I like watching Bromont listen while I listen.  I know that he knows a thousand times more than I do about our surroundings.  He listens really well, but has smell, which for him, is way better than hearing.   Dogs have us beat in a lot of ways.  I’m never going to be as in touch with my local enviornment as Bromont, but I’m going to try to be more cognizant of my surrounding, using all my senses.

Trudi and Bromont in the backyard having a little moment.

Trudi and Bromont in the backyard having a little moment.

After riding on Wednesday.

After riding on Wednesday.

7 thoughts on “Sounds

  1. El Jabón

    Steve, for a post have you ever considered putting up a bike info post? Like the ones they do on velonews, cyclingnews, etc. where they give you pics, stem length, saddle height, tires, etc.? I think that would be cool.
    Go online for some inspiration. We’d like to know what you ride!

  2. Skippy

    Friday i was Cycling in my summerweight Cycling Clothes west towards Schwaz past icy puddles from the overnight frost , when i heard birds in the trees sounding off . No doubt they were there last year but i had not noticed , or had taken them for granted .

    With 3 roads heading west and then also the farmers sealed track alongside the river Inn , i have several choices to make that twice weekly trip .

    Not having grown up in Austria , i have no idea of what bird life to expect in the area , although i have seen some that remind mee of those in Oz & the UK . Whilst living in the north of Sydney Harbour , 20+ years back , i would be awoken by the Kookaburra sounding off at daybreak .

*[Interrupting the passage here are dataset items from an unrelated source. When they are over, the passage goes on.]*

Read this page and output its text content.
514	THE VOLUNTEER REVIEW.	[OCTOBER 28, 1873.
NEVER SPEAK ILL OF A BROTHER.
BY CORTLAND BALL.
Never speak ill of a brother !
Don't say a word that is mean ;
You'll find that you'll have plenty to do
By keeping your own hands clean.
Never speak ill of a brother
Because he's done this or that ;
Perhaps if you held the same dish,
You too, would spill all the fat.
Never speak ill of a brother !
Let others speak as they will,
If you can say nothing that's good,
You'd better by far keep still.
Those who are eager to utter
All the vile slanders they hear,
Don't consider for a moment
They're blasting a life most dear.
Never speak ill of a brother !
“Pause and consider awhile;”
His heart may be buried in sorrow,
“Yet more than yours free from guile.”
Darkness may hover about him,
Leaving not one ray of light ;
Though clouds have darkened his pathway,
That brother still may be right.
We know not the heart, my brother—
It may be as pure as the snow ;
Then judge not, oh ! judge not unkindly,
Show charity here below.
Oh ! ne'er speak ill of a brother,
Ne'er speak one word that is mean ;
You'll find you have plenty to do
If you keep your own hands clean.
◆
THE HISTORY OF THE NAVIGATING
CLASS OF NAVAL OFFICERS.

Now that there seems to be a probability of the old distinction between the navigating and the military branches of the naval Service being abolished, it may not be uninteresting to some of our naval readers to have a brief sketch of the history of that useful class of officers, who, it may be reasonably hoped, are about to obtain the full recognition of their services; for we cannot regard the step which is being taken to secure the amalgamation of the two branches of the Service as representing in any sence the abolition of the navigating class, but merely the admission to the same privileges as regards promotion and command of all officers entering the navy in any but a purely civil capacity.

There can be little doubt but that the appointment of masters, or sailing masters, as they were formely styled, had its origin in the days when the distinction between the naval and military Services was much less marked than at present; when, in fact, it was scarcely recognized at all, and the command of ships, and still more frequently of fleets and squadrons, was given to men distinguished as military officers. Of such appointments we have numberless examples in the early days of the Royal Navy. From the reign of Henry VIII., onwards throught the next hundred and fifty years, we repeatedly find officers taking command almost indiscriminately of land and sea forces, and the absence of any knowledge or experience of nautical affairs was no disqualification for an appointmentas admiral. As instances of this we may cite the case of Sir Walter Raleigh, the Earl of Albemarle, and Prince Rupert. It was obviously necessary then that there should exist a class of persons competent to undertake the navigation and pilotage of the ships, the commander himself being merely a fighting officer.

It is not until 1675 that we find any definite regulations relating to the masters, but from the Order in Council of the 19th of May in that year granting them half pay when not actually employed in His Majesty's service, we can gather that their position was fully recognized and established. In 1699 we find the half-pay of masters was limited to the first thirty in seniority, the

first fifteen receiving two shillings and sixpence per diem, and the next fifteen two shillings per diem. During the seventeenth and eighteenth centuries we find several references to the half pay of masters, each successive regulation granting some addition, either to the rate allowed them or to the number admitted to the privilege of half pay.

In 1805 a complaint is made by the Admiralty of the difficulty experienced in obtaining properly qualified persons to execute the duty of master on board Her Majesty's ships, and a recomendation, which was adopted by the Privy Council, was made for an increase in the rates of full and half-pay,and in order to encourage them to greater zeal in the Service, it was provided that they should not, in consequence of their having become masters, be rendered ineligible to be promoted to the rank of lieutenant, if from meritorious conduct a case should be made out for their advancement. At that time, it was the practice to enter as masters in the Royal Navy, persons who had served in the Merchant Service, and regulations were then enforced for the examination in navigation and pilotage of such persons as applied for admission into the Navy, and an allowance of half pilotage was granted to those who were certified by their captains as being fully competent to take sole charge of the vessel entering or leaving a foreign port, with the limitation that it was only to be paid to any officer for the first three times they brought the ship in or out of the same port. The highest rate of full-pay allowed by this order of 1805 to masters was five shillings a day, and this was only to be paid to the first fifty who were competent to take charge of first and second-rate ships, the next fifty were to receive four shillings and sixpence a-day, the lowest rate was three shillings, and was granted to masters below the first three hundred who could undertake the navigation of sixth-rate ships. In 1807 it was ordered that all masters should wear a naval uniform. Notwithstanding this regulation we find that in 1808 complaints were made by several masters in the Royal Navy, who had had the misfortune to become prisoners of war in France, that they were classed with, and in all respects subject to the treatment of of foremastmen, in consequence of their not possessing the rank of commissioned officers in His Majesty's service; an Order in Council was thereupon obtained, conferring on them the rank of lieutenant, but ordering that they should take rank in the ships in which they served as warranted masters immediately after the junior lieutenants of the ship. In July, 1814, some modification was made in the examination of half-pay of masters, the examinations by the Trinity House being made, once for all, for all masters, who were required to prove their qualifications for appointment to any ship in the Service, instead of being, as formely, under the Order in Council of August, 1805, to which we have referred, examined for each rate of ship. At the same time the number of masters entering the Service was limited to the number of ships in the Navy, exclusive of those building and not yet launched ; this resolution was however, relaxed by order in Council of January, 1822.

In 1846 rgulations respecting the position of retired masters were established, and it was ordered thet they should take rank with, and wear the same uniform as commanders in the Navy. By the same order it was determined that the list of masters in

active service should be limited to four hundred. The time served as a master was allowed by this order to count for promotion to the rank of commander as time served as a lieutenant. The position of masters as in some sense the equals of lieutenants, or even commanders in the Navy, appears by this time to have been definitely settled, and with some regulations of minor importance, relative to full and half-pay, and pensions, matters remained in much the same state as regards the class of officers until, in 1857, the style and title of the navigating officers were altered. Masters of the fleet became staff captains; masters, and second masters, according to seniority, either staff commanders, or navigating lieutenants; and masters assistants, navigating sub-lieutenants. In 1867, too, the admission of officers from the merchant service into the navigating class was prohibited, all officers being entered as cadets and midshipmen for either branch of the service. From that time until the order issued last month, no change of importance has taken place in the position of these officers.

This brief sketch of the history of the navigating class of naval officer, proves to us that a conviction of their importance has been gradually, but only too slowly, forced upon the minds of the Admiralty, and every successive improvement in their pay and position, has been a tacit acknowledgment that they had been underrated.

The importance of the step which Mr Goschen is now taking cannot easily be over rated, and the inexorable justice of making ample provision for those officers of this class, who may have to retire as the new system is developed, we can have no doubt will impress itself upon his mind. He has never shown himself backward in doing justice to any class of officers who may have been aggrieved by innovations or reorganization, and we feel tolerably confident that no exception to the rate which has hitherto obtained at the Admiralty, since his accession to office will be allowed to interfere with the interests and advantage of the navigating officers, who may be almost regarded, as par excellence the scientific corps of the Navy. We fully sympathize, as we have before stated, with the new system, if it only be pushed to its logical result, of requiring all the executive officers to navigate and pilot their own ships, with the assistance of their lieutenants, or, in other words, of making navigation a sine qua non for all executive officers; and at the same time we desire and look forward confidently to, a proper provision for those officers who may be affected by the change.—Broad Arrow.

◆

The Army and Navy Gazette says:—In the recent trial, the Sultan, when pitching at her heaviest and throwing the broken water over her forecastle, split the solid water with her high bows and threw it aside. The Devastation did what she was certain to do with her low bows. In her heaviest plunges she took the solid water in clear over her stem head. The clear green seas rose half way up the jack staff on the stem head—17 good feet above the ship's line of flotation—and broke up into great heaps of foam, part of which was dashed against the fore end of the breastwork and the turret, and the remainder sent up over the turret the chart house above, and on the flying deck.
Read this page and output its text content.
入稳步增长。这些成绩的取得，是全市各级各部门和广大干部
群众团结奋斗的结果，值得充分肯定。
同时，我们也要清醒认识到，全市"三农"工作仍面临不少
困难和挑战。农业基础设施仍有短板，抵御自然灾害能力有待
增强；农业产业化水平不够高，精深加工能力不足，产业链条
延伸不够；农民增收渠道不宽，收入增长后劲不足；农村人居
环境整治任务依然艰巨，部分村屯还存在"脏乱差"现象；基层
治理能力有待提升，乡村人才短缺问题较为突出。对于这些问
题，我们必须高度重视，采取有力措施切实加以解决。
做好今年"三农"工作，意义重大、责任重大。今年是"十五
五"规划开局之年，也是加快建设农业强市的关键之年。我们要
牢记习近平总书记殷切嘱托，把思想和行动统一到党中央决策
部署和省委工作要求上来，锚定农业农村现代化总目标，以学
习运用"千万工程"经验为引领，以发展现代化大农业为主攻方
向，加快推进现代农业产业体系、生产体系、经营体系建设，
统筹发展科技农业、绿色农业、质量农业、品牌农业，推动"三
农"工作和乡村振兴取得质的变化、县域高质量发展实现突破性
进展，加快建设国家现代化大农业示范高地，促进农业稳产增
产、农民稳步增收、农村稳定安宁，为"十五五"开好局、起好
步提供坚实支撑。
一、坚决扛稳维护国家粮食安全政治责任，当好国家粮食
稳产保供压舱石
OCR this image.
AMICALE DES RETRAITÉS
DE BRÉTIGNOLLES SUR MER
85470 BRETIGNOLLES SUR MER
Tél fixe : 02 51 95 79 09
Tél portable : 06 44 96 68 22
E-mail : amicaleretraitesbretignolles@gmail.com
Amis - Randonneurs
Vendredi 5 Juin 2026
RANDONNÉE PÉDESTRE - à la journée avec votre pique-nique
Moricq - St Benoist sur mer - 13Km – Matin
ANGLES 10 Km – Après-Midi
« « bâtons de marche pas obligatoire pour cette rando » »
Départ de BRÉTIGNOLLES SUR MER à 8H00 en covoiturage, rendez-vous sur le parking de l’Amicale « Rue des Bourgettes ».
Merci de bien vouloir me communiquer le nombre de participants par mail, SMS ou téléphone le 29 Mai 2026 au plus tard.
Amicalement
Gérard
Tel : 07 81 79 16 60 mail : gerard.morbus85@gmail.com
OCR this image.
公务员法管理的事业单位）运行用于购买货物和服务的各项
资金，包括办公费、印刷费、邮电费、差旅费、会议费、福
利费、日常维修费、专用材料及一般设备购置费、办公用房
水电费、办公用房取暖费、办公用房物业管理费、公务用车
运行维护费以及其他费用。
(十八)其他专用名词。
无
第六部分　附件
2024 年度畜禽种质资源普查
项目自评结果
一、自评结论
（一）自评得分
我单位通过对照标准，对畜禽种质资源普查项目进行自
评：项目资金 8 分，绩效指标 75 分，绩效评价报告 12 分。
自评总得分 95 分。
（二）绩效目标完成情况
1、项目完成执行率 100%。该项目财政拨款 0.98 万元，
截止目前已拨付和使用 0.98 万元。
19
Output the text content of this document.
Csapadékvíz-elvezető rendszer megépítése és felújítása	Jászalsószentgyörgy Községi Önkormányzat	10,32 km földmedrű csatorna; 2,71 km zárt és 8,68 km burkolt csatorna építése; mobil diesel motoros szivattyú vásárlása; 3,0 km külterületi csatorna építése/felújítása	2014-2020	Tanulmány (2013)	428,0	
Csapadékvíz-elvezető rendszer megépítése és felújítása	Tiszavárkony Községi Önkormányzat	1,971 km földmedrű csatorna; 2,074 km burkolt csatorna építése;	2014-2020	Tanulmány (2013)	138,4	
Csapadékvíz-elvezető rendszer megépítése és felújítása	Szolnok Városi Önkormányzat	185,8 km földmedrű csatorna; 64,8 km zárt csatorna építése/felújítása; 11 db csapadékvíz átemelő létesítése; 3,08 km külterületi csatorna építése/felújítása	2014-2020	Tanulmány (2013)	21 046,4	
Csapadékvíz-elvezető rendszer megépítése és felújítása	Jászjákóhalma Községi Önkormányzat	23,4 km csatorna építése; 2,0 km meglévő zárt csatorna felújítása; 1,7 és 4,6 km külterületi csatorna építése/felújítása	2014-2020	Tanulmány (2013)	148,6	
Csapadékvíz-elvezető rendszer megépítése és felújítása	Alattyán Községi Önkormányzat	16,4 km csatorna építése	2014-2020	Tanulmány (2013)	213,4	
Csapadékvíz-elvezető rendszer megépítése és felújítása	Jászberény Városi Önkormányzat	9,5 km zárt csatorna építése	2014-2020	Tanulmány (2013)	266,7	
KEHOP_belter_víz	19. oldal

    With my lack of German Language skills , i doubt i will be buying a book to identify thee birdcalls .

  3. Jan


    You can probably buy an English language guide or the birds of Europe; most of the European birds will be across the area, and not in one country alone, so what’s in Austria is also likely in the UK, etc. Same should hold for birding apps with sounds.

  4. H luce

    If you weren’t sick, I’d say come out to St Charles, MO where I am now, and come out with the hounds hunting. Your awareness switches; intensifies. I can hear and see much better than usual, hear conversations 100 yards away, hear rabbits moving quickly through dried leaves, see birds take off when the rabbit runs up under them, and so on. The area where we’ve hunted for the past 30 years has become developed in the past 3 years or so, and just in the last 3 months a hunt saboteur moved in, this morning, when he’d hear the hounds go off on a run, he’d fire his semi-auto rifle rapidly, as fast as he could pull the trigger… And everyone, hounds and all , ignored him … Even the rabbits. Then he started in with his double barreled shotgun … As it was past noon and we had lunch waiting, got in on the last 10 minutes of that. City people should stay in the damned cities.

  5. Kevin

    Great post Steve! Skippy I too lived in North Sydney and loved being woken by the Kookaburra’s, Cockatoo’s and Ravens. A good friend in Sydney was a keen birdwatcher who had an app that plays local local bird calls. It really helps you figure out which birds you are hearing and attunes you to listening for the subtle differences. A favourite of mine from the Sydney national parks was the Eastern Whip – so much variety there, made the chirps of the UK birds I was used to sound very vanilla.